= Malik Khuda Buksh Tiwana =

Pakistani politician

Malik Khuda Bakhsh Tiwana is a political leader from Hassanpur Tiwana, Khushab District of Punjab, Pakistan.

==Political career==
He was the first chairman of district council Khushab. He has been elected as member, National Assembly of Pakistan (MNA) twice and MPA without any party ticket (elected as an independent candidate) as well as has served as the provincial minister several times.

His brothers Saif Tiwana and Ghulam Muhammad Bakhsh Tiwana served as members of the National Assembly of Pakistan as well and his brother Ehsan Tiwana served as the district Nazim of Khushab. KB Tiwana is known for bringing the current elected politicians of Khushab into politics as he served as their mentor that include Sumaira Malik, Malik Naeem Khan Awan.

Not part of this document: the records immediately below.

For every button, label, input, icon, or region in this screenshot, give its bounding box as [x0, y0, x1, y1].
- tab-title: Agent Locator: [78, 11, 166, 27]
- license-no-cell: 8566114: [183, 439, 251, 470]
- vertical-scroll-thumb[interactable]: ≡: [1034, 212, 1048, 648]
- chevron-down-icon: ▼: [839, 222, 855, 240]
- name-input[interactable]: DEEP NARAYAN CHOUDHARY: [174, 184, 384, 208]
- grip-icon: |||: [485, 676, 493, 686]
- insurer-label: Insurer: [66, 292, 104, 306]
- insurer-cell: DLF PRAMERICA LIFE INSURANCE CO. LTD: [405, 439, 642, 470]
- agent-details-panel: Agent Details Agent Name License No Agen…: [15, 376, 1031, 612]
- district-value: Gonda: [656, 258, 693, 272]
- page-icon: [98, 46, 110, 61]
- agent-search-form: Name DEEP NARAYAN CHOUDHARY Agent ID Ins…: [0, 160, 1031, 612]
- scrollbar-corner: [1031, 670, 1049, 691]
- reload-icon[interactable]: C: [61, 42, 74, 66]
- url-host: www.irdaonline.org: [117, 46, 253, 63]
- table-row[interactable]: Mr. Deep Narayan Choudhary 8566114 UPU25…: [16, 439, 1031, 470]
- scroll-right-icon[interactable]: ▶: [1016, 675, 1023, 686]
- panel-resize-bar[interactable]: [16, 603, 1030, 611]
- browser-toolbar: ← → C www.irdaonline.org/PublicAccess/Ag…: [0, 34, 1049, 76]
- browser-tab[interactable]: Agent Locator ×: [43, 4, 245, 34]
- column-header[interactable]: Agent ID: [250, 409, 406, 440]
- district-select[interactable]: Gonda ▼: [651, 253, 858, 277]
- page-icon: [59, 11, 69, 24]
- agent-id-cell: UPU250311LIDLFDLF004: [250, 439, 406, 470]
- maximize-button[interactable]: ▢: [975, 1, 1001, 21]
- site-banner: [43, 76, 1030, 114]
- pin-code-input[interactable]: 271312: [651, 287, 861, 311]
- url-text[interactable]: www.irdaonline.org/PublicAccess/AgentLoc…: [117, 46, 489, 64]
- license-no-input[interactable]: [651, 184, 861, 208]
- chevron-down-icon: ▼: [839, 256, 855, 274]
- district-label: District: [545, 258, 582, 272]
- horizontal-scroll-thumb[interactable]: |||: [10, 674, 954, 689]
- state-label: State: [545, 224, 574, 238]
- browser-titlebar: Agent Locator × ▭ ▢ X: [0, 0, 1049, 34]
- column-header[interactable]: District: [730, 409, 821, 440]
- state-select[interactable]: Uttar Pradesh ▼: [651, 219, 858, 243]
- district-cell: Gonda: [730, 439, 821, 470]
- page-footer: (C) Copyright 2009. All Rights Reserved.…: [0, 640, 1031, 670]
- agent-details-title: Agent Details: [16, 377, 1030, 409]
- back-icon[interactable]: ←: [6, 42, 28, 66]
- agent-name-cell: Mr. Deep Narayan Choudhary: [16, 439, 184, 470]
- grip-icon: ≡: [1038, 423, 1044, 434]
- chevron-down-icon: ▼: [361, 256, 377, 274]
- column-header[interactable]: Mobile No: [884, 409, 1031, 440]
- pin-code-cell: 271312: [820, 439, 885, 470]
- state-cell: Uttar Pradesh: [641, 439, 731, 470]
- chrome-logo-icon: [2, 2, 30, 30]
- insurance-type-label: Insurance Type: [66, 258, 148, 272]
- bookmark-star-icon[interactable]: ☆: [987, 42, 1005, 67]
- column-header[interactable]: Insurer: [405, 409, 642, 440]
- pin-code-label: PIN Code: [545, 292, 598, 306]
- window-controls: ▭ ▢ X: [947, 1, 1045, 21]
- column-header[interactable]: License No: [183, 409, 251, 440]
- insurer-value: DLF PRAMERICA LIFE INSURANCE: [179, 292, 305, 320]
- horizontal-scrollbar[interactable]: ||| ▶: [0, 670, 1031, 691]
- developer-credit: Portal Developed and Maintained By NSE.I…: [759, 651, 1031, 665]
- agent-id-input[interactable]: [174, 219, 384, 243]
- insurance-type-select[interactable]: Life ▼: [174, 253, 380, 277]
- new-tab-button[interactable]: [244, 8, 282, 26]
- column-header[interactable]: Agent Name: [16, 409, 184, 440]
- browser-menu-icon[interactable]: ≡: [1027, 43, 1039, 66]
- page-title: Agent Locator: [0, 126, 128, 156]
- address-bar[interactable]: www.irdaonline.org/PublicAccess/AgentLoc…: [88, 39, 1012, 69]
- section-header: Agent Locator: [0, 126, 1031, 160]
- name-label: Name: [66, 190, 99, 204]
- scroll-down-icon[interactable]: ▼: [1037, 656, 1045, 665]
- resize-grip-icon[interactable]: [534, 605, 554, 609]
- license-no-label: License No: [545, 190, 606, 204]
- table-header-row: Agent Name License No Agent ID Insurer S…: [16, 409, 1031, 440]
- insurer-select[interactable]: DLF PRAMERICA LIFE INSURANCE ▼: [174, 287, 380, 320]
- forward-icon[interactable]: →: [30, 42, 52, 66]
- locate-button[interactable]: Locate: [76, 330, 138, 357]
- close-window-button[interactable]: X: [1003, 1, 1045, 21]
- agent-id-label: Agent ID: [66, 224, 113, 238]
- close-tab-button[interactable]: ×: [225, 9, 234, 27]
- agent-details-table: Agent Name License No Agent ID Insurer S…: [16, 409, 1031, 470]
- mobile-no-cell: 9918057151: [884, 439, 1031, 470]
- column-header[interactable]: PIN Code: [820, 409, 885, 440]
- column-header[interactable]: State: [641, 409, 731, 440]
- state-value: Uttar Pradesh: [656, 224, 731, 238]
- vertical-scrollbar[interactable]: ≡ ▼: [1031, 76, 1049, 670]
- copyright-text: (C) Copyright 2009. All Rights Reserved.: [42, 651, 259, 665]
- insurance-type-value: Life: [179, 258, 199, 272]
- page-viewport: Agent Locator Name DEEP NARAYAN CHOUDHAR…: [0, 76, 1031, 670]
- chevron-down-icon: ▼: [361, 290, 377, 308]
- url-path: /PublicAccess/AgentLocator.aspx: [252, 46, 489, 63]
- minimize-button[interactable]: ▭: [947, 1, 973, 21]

His brother Malik Ehsan Ullah Tiwana joined Pakistan Tehreek e Insaf in 2010 and since then has been loyal to the party, bringing an end to their family's record of contesting independently without any party affiliation. He recently won the 2018 elections for National Assembly from NA 94 on a PTI ticket and currently chairs the Standing Committee on Foreign Affairs. KB Tiwana, though, now sidelined from politics, still has a massive following in his district Khushab where people consider him to be the master of politics. Even today, no one from Khushab has reached heights that once he did at his peak career by being one of the strongest ministers of the time. He is well known and respected for his political knowledge in national and local political circles.

== History ==
He was born in Hamoka, a village in Khushab District, Pakistan.